At the Boston Children’s Hospital Neuromuscular Center, we care for infants, children, and teens with neuromuscular disorders.
The neurologists and other specialists in our program are experienced in treating children with muscular dystrophy and other myopathies, neuropathies, motor neuron diseases, and neuromuscular junction disorders.
Our depth of experience in neuromuscular disease
Our center, one of the first clinics providing comprehensive care for patients with neuromuscular diseases, was established in 1977. Today, we continue to offer the highest level of diagnostic and treatment services.

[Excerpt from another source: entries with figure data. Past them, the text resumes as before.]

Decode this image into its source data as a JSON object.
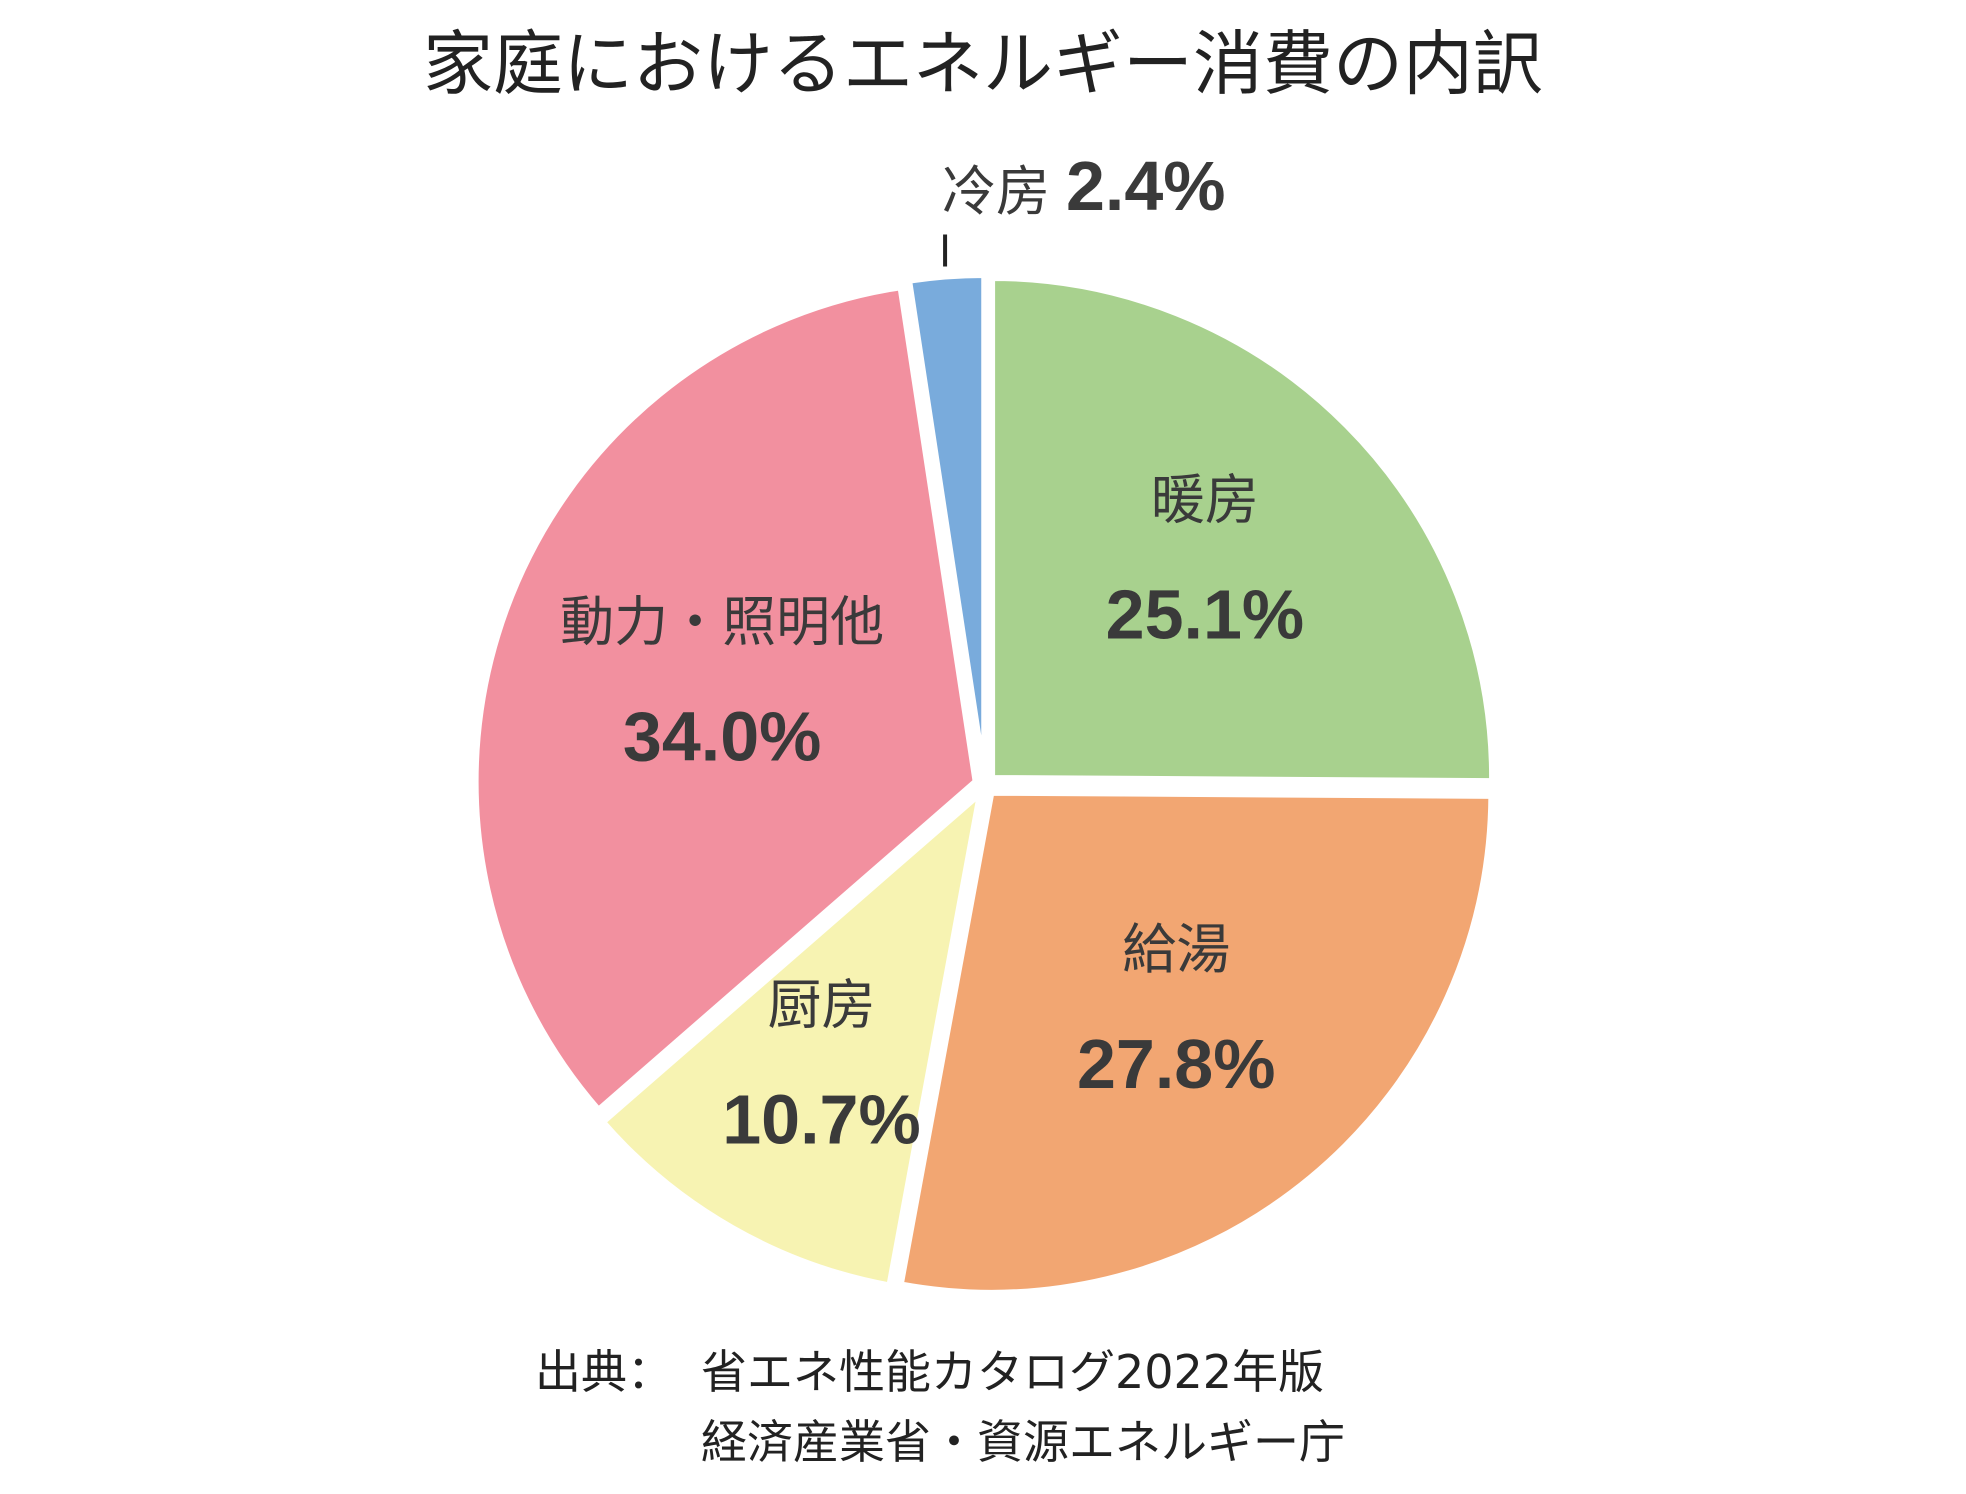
{
  "chart_data": {
    "type": "pie",
    "title": "家庭におけるエネルギー消費の内訳",
    "start": "12 o'clock, clockwise",
    "slices": [
      {
        "name": "暖房",
        "value": 25.1,
        "label": "25.1%",
        "color": "#a8d18e"
      },
      {
        "name": "給湯",
        "value": 27.8,
        "label": "27.8%",
        "color": "#f2a672"
      },
      {
        "name": "厨房",
        "value": 10.7,
        "label": "10.7%",
        "color": "#f7f3b2"
      },
      {
        "name": "動力・照明他",
        "value": 34.0,
        "label": "34.0%",
        "color": "#f2909f"
      },
      {
        "name": "冷房",
        "value": 2.4,
        "label": "2.4%",
        "color": "#79abdc"
      }
    ],
    "source": {
      "prefix": "出典：",
      "line1": "省エネ性能カタログ2022年版",
      "line2": "経済産業省・資源エネルギー庁"
    }
  }
}
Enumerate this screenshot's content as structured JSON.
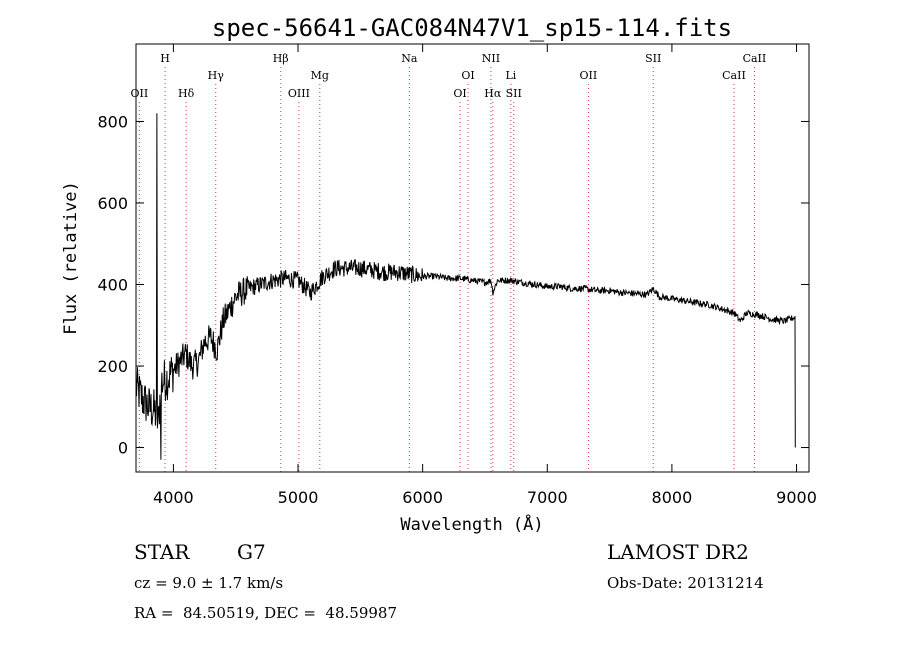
{
  "chart_data": {
    "type": "line",
    "title": "spec-56641-GAC084N47V1_sp15-114.fits",
    "xlabel": "Wavelength (Å)",
    "ylabel": "Flux (relative)",
    "xlim": [
      3700,
      9100
    ],
    "ylim": [
      -60,
      990
    ],
    "xticks": [
      4000,
      5000,
      6000,
      7000,
      8000,
      9000
    ],
    "yticks": [
      0,
      200,
      400,
      600,
      800
    ],
    "grid": false,
    "line_color": "#000000",
    "marker_color": "#d23c3c",
    "lines": [
      {
        "label": "OII",
        "wavelength": 3727,
        "row": 3
      },
      {
        "label": "H",
        "wavelength": 3933,
        "row": 1
      },
      {
        "label": "Hδ",
        "wavelength": 4102,
        "row": 3
      },
      {
        "label": "Hγ",
        "wavelength": 4340,
        "row": 2
      },
      {
        "label": "Hβ",
        "wavelength": 4861,
        "row": 1
      },
      {
        "label": "OIII",
        "wavelength": 5007,
        "row": 3
      },
      {
        "label": "Mg",
        "wavelength": 5175,
        "row": 2
      },
      {
        "label": "Na",
        "wavelength": 5893,
        "row": 1
      },
      {
        "label": "OI",
        "wavelength": 6300,
        "row": 3
      },
      {
        "label": "OI",
        "wavelength": 6364,
        "row": 2
      },
      {
        "label": "NII",
        "wavelength": 6548,
        "row": 1
      },
      {
        "label": "Hα",
        "wavelength": 6563,
        "row": 3
      },
      {
        "label": "Li",
        "wavelength": 6708,
        "row": 2
      },
      {
        "label": "SII",
        "wavelength": 6731,
        "row": 3
      },
      {
        "label": "OII",
        "wavelength": 7330,
        "row": 2
      },
      {
        "label": "SII",
        "wavelength": 7850,
        "row": 1
      },
      {
        "label": "CaII",
        "wavelength": 8498,
        "row": 2
      },
      {
        "label": "CaII",
        "wavelength": 8662,
        "row": 1
      }
    ],
    "spectrum": {
      "x": [
        3700,
        3750,
        3800,
        3850,
        3880,
        3900,
        3950,
        4000,
        4050,
        4100,
        4150,
        4200,
        4250,
        4300,
        4350,
        4400,
        4450,
        4500,
        4600,
        4700,
        4800,
        4900,
        5000,
        5100,
        5200,
        5300,
        5400,
        5500,
        5600,
        5700,
        5800,
        5900,
        6000,
        6100,
        6200,
        6300,
        6400,
        6500,
        6550,
        6563,
        6600,
        6700,
        6800,
        6900,
        7000,
        7100,
        7200,
        7300,
        7400,
        7500,
        7600,
        7700,
        7800,
        7850,
        7900,
        8000,
        8100,
        8200,
        8300,
        8400,
        8500,
        8550,
        8600,
        8700,
        8800,
        8900,
        8990
      ],
      "y": [
        150,
        120,
        100,
        90,
        60,
        160,
        170,
        190,
        210,
        230,
        200,
        210,
        260,
        270,
        240,
        310,
        340,
        370,
        390,
        400,
        410,
        415,
        410,
        380,
        420,
        440,
        440,
        440,
        435,
        430,
        430,
        425,
        420,
        420,
        415,
        415,
        410,
        405,
        410,
        380,
        410,
        410,
        405,
        400,
        395,
        395,
        390,
        390,
        385,
        385,
        380,
        378,
        375,
        390,
        370,
        365,
        360,
        355,
        350,
        340,
        330,
        310,
        330,
        325,
        315,
        310,
        320
      ]
    }
  },
  "footer": {
    "object_class": "STAR",
    "subclass": "G7",
    "redshift": "cz = 9.0 ± 1.7 km/s",
    "coordinates": "RA =  84.50519, DEC =  48.59987",
    "survey": "LAMOST DR2",
    "obs_date": "Obs-Date: 20131214"
  }
}
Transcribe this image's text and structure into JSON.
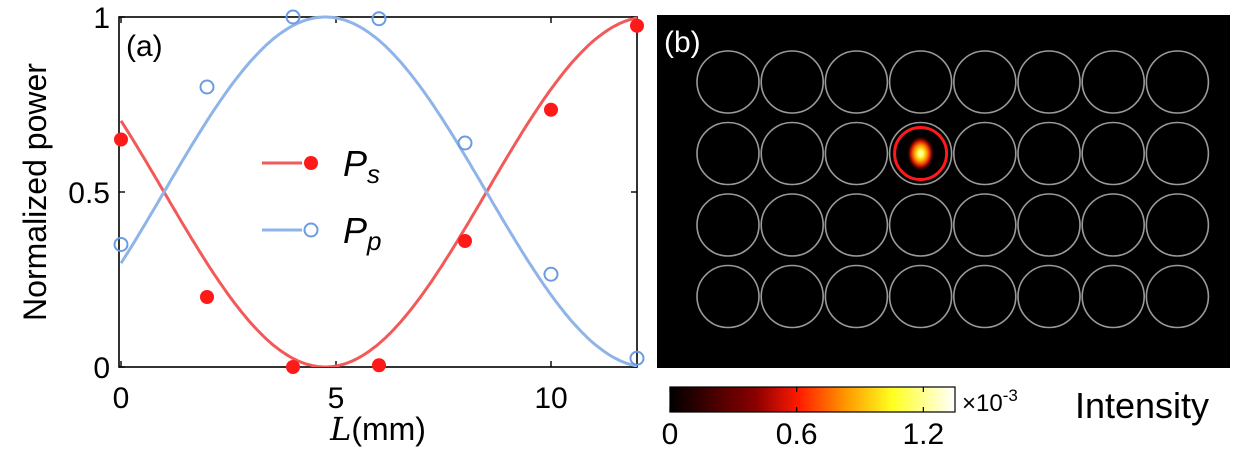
{
  "chart_data": [
    {
      "panel": "(a)",
      "type": "line",
      "xlabel_var": "L",
      "xlabel_unit": "(mm)",
      "ylabel": "Normalized power",
      "xlim": [
        0,
        12
      ],
      "ylim": [
        0,
        1
      ],
      "xticks": [
        0,
        5,
        10
      ],
      "xtick_labels": [
        "0",
        "5",
        "10"
      ],
      "yticks": [
        0,
        0.5,
        1
      ],
      "ytick_labels": [
        "0",
        "0.5",
        "1"
      ],
      "series": [
        {
          "name": "Ps",
          "label_main": "P",
          "label_sub": "s",
          "color": "#f25a5a",
          "marker": "filled-circle",
          "marker_color": "#ff1a1a",
          "points": [
            {
              "x": 0,
              "y": 0.65
            },
            {
              "x": 2,
              "y": 0.2
            },
            {
              "x": 4,
              "y": 0.0
            },
            {
              "x": 6,
              "y": 0.005
            },
            {
              "x": 8,
              "y": 0.36
            },
            {
              "x": 10,
              "y": 0.735
            },
            {
              "x": 12,
              "y": 0.975
            }
          ],
          "curve": {
            "type": "cos2",
            "x0": 4.75,
            "period": 15
          }
        },
        {
          "name": "Pp",
          "label_main": "P",
          "label_sub": "p",
          "color": "#8fb4e8",
          "marker": "open-circle",
          "marker_color": "#6b9be0",
          "points": [
            {
              "x": 0,
              "y": 0.35
            },
            {
              "x": 2,
              "y": 0.8
            },
            {
              "x": 4,
              "y": 1.0
            },
            {
              "x": 6,
              "y": 0.995
            },
            {
              "x": 8,
              "y": 0.64
            },
            {
              "x": 10,
              "y": 0.265
            },
            {
              "x": 12,
              "y": 0.025
            }
          ],
          "curve": {
            "type": "sin2",
            "x0": 4.75,
            "period": 15
          }
        }
      ]
    },
    {
      "panel": "(b)",
      "type": "heatmap",
      "grid_rows": 4,
      "grid_cols": 8,
      "highlight": {
        "row": 2,
        "col": 4
      },
      "colorbar": {
        "label": "Intensity",
        "multiplier": "×10",
        "exponent": "-3",
        "ticks": [
          0,
          0.6,
          1.2
        ],
        "tick_labels": [
          "0",
          "0.6",
          "1.2"
        ],
        "range": [
          0,
          1.35
        ]
      }
    }
  ]
}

The specialists in our center are experienced with all types of neuromuscular diseases, including:
- All types of muscular dystrophy
- Spinal muscular atrophy
- Congenital myopathies
- Glycogen storage diseases and other metabolic myopathies
- Polymyositis and dermatomyositis
- Charcot-Marie-Tooth disease
- Guillain-Barré syndrome
- Chronic inflammatory demyelinating polyradiculoneuropathy (CIDP)
- Friedreich ataxia
- Traumatic neuropathies, including sports injuries and Erb’s palsies
- Other peripheral neuropathies
- Myasthenia gravis
- Congenital myasthenic syndromes
- Duchenne muscular dystrophy
Duchenne Muscular Dystrophy Clinic
We offer a clinic specifically for patients with Duchenne muscular dystrophy (DMD) the first Monday of each month. During the clinic, your child will have the chance to see a full range of clinicians in one visit. The clinic is staffed by neuromuscular specialists (two physicians and one nurse practitioner), a pulmonologist, an orthopedic surgeon, a physiatrist, physical therapists, a genetics counselor, and a social worker. We also work closely with our cardiology and endocrinology colleagues depending on each patient’s needs.
Our research coordinators are on hand during the clinic to inform families about possible research opportunities. To schedule an appointment for the DMD clinic, call 617-355-8235.
Lucas receives gene therapy for DMD and finds his super muscles
The first patient in the state to receive a new gene therapy is a trailblazer for children with Duchenne muscular dystrophy.
Why choose the Neuromuscular Center?
The specialists in our Neuromuscular Center have years of experience diagnosing and treating all types of neuromuscular diseases. Our team of clinicians includes specialists in neurology, orthopedic surgery, physiatry, pulmonology, physical therapy, and genetics, all of whom are experienced in caring for children with neuromuscular disorders. We work together to develop a treatment plan that meets your child’s unique needs and maximizes quality of life.
A unique feature of our clinic is that it brings together the many specialists whose expertise is needed to care for children with neuromuscular disorders. This means your child can see all of their providers at the same time, in the same place.
In addition to our Duchenne Muscular Dystrophy Clinic, we also have a dedicated Spinal Muscular Atrophy Program for children diagnosed with this rare condition
Our network also includes colleagues in cardiology, nutrition, gastroenterology, and other specialties at Boston Children’s who are experienced in caring for children with neuromuscular disorders. So if your child needs to see a doctor or therapist outside our clinic, we can send you to someone who has specialized expertise and who will be sensitive to your child’s unique needs.
We also work with the Augmentative Communication Program, which uses a variety of innovative strategies to help our patients communicate effectively.
The Muscular Dystrophy Association (MDA) has supported our clinic for decades. A representative from the MDA attends most of our weekly clinics to answer questions families may have about MDA services and resources.
Pioneers in neuromuscular research and innovation
In our Neuromuscular Center, we closely tie our clinical care to the latest developments in research. A great deal of this research is going on right here at Boston Children’s.
Many of the genes responsible for muscular dystrophies and other neuromuscular disorders were discovered right here at Boston Children’s. Today, the researchers who made these discoveries are continuing to learn more about these disorders and are working to develop treatments. A large number of clinical trials on Duchenne muscular dystrophy and spinal muscular atrophy are conducted at our Neuromuscular Center.
We constantly work to improve the care we are able to give our patients through clinical and basic research. Our physicians have strong ties to research laboratories at Boston Children’s that are finding the molecular underpinnings of neuromuscular diseases and developing potential treatments.
Cutting-edge diagnostics
Our center takes advantage of many superb clinical and laboratory resources at Boston Children’s. This increases our diagnostic capabilities to the highest level.
We conduct electromyography (EMG) and nerve conduction velocity (NCV) studies at our own EMG laboratory, which is staffed by the neurologists in the Neuromuscular Center.
We also use muscle biopsy to diagnose muscle disease and sometimes nerve damage. The orthopedic surgeon on our neuromuscular team performs most of our muscle biopsies and our neuropathology specialists provide us with expert analysis of the tissue from these biopsies.
Genetic testing is another powerful tool we utilize for diagnosing inherited neuromuscular disorders, and our team is experienced in interpreting the results.